Take a tip from the Keating years, folks — stay away from whiteboards.
Malcolm Turnbull helpfully doubled down by claiming Cash had withdrawn her comments unreservedly, when she’d done nothing of the sort, forcing Cash to then have to withdraw them unreservedly. And he said Cash was a victim of Doug Cameron’s bullying. Cameron is a canny operator and true believer, but bullying? The only time he gets aggro and that Glaswegian burr turns threatening is if you spill his tea.
Cash thought Cameron had been alluding to rumours about a member of her staff, when he was simply continuing to explore the AWU raid tip-off scandal, which at the same time as Cash was having her brain snap was metastasising, with claims Michael Keenan’s office was involved in tipping the media off as well.
Indeed, Labor has almost religiously avoided going near the private lives of Barnaby Joyce, Vikki Campion or any other ministers and staff.
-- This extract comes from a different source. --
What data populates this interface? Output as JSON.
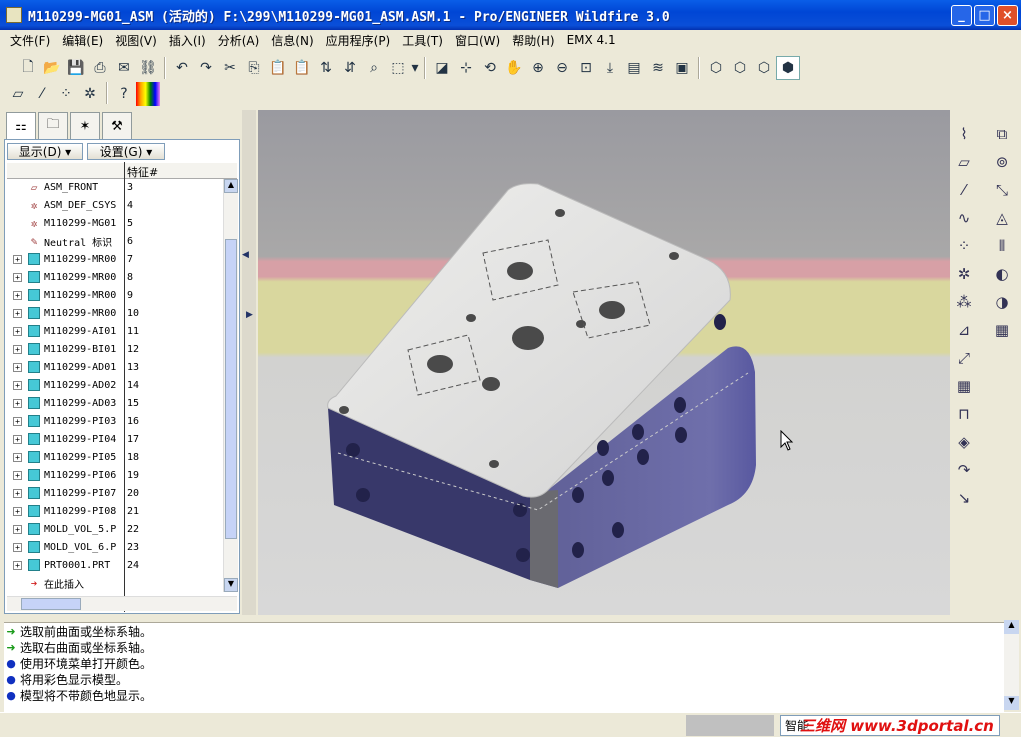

Labor knows perfectly well there are no winners from a sleaze war.
It’s strange tactics, then, for Dutton to justify attacking Shorten personally — complete with snide references to “a number of affairs across his adult life” — because “we’ve sat here taking a morals lecture from Bill Shorten.” There’s been no such lecture, except from some of Joyce’s own colleagues. The message from the Coalition to Labor is “we know you didn’t go after Joyce’s personal life, but we’re going to go after yours.” Maybe great minds within the government think that they have no way out of the mess they’re in, so they may as well pull Labor into the swamp as well.
But as the Cash incident demonstrates, there’s now a problem for female staffers across parliament. Courtesy of the Prime Minister having made a staff member’s relationship with a frontbencher a matter of public interest, any female staff member who moves offices faces the potential for rumours of an affair with the boss. Parliament House is always awash with rumours about who’s sleeping with whom, most of them rubbish. That sort of garbage now takes on the potential to damage careers even more than it already does. And, of course, it’s always women who suffer the damage, not men.
Until all of us are grown up enough to see a professionally successful woman and not wonder whom she slept with to get her job, Parliament House will remain a toxic workplace. This week seems to have guaranteed that.